Iı. Murad İle Hacı Bayram-ı Veli'nin Önemli Görüşmesi

Osmanlı pâ­di­şahlarının birinciden sonuncuya kadar hemen hepsi, âlim, şâir, sanatkâr ve mutasavvıf idiler. Hemen her pâ­di­şah, devrin en mûteber meşâyıhından birine intisâb eder ve onun irşâdıyla yürürdü. Zâhirdeki ihtişam ve muzafferiyetlerin arkasında böyle bir mânevî dün­ya ve destek, dâimâ mevcut olagelmiştir. İşte bunlardan biri olan Sultan 2. Murad Han'ın Hacı Bayrâm-ı Velî Hazretleri ile görüşmesi...

Sultan 2. Murad Han da, devletinin kazandığı ihtişâma rağmen son derece mahviyetkâr bir şahsiyetti. Zâhir iklîminde olduğu kadar mânevî âlemde de sultandı. Onun Hacı Bayrâm-ı Velî ile şu görüşmesi ve koca bir devletin reisliğinden ferâgat-i nefs göstererek ayrılabilmesi de, bu mânevî sultanlığın bir tezâhürüdür.

II. Murad Han ve Hacı Bayrâm-ı Velî görüşürlerken içeriye bir beşik getirdiler. Hacı Bayrâm-ı Velî, beşiğe baktı ve herkesin işiteceği bir sesle Fetih Sûresi’ni okumaya başladı.

HACI BAYRAMI VELİ'NİN HİÇ KİMSEYE OKUMADIĞI ŞİİR

Herkes hayretler içinde kaldı. Henüz beşikte kimin bulunduğuna bakılmadan Fetih Sûresi’nin okunmasına bir mânâ veremediler. Sûreyi bitirdikten sonra Sultan Murad Hân’a dönen Hacı Bayrâm-ı Velî:

“–Siz bir zât-ı kâmilsiniz. Şehzâdeniz için okuduğunuz o güzel mısrâı tekrar okur musunuz?” dedi.

Zaten hayretler içinde bulunan 2. Murad, ikinci bir hayretle Hazret-i Pîr’e baktı. Bu şiiri kimseye okumadığı hâlde Hacı Bayrâm-ı Velî’nin ona işâret etmesindeki mânâyı kavramaya çalışarak oğlunun doğumunda gönlünden kopan o meş­hur mısraı okudu: “Ravza-i Murad’da bir gül-i Muhammedî açtı!..”

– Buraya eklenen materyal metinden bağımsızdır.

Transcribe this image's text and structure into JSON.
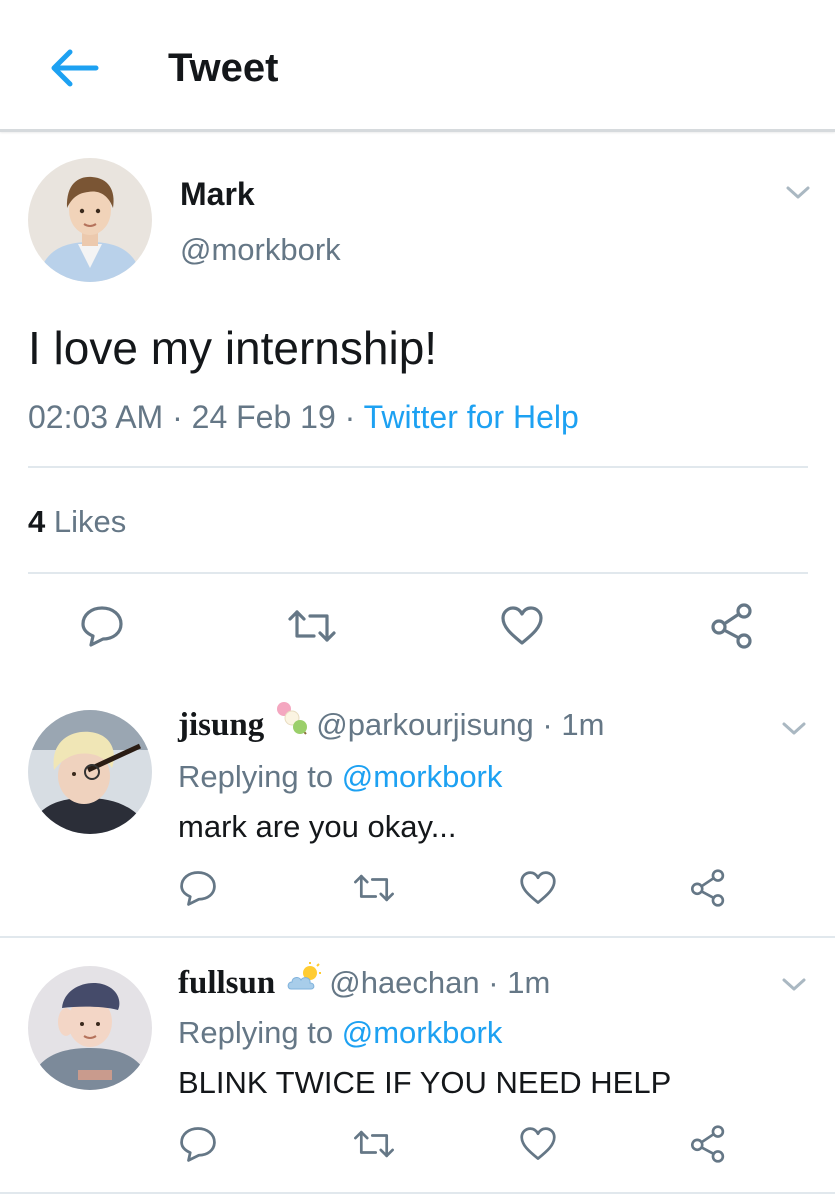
{
  "header": {
    "title": "Tweet",
    "back_icon": "arrow-left-icon"
  },
  "tweet": {
    "display_name": "Mark",
    "handle": "@morkbork",
    "text": "I love my internship!",
    "time": "02:03 AM",
    "date": "24 Feb 19",
    "separator": " · ",
    "source": "Twitter for Help",
    "likes_count": "4",
    "likes_label": "Likes"
  },
  "replies": [
    {
      "display_name": "jisung",
      "emoji": "dango-emoji",
      "handle": "@parkourjisung",
      "time": "· 1m",
      "replying_prefix": "Replying to",
      "replying_to": "@morkbork",
      "text": "mark are you okay..."
    },
    {
      "display_name": "fullsun",
      "emoji": "sun-behind-cloud-emoji",
      "handle": "@haechan",
      "time": "· 1m",
      "replying_prefix": "Replying to",
      "replying_to": "@morkbork",
      "text": "BLINK TWICE IF YOU NEED HELP"
    }
  ],
  "colors": {
    "accent": "#1da1f2",
    "text": "#14171a",
    "muted": "#657786",
    "divider": "#e1e8ed"
  }
}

Bu mısraı terennümden sonra susan Sultan, ne kadar büyük bir velî ile sohbet ettiğini ve onun âlî derecesini düşünerek gönlünden Cenâb-ı Hakk’a şükreyledi. Susmuştu, çünkü karşısındaki Allah dostunun serpeceği mâneviyat incilerini toplamanın fazîlet ve kazancının idrâki içindeydi. Nitekim onun sükûtuyla Hacı Bayrâm Hazretleri, mütebessim bir çehre ile başını mânidar bir şekilde salladı ve gözlerini bir noktaya dikerek konuşmaya başladı:

İSTANBUL'UN FETHİNE GİDEN YOLCULUK

“–Sul­tâ­nım! Bâyezîd Han ve sizin İstanbul’u muhâsaranız zamanında elden gelen her şey yapılmıştır. Buna rağmen fethin nasîb olmayışı, onun vaktinin henüz gelmemiş bulunmasındandır. Çünkü her şey, Allâh’ın takdîriyle belli bir zamana rehnolunmuştur...” dedi.

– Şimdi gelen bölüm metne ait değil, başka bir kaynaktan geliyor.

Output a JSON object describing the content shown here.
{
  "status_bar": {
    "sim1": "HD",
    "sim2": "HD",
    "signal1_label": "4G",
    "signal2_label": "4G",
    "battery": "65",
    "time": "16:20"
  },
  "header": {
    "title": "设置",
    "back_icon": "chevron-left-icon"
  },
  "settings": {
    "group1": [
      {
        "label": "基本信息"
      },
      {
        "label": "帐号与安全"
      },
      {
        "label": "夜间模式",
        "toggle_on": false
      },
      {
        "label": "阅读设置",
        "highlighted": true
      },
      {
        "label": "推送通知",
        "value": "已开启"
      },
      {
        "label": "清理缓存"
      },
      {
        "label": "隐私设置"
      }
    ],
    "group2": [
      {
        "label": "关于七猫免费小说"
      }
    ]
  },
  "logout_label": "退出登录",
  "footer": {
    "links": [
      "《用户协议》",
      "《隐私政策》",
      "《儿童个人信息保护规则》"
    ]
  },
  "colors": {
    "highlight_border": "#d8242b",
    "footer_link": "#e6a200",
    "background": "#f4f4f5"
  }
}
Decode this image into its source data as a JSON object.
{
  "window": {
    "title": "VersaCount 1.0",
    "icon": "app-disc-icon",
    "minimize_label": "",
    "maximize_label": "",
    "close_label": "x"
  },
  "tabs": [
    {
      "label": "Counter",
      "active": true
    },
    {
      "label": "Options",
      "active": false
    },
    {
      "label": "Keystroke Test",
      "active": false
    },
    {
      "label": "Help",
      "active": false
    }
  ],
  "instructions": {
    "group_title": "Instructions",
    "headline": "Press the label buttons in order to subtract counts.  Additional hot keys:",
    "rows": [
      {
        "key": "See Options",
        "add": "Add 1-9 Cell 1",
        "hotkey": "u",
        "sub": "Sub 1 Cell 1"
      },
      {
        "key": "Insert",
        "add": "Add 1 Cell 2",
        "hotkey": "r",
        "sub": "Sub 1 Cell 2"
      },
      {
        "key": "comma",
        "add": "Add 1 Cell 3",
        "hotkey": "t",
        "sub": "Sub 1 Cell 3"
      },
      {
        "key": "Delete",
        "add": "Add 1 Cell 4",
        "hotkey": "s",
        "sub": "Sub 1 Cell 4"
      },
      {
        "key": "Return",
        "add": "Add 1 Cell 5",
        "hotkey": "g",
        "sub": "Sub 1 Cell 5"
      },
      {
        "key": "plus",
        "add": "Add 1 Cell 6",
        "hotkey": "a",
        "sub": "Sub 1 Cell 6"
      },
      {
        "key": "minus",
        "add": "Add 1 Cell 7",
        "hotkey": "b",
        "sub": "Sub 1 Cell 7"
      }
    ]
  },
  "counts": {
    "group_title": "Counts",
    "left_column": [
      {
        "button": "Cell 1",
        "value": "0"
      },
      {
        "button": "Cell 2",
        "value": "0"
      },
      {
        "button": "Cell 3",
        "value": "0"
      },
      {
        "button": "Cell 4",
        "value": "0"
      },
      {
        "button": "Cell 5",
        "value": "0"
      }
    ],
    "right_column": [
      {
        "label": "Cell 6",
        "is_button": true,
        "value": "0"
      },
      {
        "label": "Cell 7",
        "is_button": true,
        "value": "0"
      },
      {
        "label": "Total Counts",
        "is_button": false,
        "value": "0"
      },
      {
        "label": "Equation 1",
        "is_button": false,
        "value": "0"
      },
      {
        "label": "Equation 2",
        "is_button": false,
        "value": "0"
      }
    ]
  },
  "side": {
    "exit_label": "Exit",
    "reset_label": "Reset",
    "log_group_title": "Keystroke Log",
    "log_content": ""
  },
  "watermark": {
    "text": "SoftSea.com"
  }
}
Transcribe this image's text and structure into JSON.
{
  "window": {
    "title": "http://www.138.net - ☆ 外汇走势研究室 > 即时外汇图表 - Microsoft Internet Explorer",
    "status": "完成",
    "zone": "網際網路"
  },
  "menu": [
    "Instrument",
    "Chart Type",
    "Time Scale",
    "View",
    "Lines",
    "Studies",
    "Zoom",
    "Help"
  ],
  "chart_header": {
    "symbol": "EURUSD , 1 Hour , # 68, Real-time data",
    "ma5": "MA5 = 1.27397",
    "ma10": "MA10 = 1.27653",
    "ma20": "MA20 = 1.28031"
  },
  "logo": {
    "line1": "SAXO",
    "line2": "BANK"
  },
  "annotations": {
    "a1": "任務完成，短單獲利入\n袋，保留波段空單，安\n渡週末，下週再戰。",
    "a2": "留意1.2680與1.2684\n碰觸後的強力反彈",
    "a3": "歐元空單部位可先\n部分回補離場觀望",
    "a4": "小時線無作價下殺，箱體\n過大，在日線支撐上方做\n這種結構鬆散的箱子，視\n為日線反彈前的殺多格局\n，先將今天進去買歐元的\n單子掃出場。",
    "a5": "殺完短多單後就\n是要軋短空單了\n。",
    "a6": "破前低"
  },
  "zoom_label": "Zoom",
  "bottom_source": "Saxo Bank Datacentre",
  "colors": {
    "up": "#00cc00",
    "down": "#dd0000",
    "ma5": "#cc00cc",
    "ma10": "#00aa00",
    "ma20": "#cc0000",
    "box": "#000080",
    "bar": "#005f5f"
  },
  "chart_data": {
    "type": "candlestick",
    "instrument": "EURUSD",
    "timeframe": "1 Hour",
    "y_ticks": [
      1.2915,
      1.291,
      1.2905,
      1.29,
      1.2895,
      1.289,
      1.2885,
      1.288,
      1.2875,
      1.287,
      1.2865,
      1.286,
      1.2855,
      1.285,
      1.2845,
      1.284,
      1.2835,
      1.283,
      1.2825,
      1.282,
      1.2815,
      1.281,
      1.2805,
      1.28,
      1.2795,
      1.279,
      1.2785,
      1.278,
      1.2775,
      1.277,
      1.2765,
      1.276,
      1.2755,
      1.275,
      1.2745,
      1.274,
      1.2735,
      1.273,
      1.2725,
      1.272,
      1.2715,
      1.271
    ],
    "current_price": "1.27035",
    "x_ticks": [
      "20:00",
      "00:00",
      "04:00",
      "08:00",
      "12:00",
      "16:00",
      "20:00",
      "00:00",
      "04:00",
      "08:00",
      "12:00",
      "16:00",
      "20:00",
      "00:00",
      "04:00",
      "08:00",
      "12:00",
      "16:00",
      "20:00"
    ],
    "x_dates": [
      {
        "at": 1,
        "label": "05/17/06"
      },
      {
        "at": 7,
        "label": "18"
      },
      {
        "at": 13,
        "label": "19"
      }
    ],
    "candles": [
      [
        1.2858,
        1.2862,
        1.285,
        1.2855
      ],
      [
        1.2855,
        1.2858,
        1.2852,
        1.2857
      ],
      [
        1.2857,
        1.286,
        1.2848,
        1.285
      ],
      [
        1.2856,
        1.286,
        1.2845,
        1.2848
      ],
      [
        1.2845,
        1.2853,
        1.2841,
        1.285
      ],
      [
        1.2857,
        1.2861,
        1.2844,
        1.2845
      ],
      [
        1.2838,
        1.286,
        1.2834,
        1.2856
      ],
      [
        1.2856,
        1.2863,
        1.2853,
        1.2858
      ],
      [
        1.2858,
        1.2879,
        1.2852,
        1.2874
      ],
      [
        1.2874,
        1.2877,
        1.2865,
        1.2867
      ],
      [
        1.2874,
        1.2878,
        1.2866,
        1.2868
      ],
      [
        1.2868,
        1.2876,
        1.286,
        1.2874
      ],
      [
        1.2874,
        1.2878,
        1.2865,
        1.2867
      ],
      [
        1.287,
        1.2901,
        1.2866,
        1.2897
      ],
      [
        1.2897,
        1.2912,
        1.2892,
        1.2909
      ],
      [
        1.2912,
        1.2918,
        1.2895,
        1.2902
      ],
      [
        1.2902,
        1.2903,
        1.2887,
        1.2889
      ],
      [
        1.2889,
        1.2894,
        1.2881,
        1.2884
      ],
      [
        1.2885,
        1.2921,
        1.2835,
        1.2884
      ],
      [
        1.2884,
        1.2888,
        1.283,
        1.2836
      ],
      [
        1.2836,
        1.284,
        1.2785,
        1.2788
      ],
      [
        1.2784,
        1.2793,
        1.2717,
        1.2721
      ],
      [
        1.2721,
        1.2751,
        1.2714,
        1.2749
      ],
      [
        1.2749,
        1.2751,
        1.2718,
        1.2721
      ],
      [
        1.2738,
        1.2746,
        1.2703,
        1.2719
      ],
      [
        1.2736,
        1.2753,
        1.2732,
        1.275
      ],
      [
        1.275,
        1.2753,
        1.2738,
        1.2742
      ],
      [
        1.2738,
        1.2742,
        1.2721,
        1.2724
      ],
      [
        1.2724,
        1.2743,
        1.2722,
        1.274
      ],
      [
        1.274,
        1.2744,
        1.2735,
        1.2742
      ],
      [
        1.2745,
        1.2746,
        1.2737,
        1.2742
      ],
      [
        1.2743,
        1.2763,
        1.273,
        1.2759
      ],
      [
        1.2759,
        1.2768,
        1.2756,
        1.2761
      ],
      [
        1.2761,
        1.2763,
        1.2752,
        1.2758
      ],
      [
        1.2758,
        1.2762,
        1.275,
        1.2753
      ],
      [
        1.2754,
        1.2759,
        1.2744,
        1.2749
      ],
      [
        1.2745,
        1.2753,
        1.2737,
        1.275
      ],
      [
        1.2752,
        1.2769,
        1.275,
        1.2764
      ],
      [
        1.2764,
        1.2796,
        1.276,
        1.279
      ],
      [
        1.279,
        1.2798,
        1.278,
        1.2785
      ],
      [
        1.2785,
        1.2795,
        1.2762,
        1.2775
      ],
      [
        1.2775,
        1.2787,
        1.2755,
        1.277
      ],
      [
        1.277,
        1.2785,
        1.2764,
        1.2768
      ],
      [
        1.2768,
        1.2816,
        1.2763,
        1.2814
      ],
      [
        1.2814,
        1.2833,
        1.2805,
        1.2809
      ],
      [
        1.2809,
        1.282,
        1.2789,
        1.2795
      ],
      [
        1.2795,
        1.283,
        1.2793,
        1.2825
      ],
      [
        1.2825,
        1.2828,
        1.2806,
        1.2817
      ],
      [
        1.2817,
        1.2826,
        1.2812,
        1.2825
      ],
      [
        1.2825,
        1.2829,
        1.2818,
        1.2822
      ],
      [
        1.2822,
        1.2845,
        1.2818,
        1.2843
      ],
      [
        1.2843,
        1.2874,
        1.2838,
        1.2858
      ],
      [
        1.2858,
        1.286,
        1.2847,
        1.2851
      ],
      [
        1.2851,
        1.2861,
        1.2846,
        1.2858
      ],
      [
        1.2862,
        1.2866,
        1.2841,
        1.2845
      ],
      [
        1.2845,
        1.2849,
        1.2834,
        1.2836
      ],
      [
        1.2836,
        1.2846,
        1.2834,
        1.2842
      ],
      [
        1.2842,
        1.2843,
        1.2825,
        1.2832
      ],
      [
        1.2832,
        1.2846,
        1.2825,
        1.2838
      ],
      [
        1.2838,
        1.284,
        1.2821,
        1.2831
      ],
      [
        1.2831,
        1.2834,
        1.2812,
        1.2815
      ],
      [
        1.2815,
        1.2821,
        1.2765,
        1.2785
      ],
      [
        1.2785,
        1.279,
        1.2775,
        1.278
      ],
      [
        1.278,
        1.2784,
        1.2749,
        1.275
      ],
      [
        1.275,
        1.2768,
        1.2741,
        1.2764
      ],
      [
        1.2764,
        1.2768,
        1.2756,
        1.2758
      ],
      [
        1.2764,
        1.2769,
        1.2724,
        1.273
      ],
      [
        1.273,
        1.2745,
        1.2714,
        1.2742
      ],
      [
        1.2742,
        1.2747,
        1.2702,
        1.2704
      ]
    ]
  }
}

Sultan 2. Murad Han, konuşmanın burasında gayr-i ihtiyârî olarak:

“–Acabâ takdîr-i ilâhî, feth-i mübîn husûsunda kime yâr olacak? Acabâ bu şeref bana nasîb olur mu?!.” diye sordu.

Hacı Bayrâm-ı Velî konuşmasına şöyle devam etti:

“–Sul­tâ­nım! İstanbul’u fethetmek size nasîb olmayacak. Evet, o mübârek belde elbette fetholunacaktır, fakat bunu ben dahî göremeyeceğim. O belde-i tayyibenin fethi, sizin şu beşikteki gül-i Muhammedîniz ile bizim köse Akşemseddîn’e nasîb olacaktır.” dedi.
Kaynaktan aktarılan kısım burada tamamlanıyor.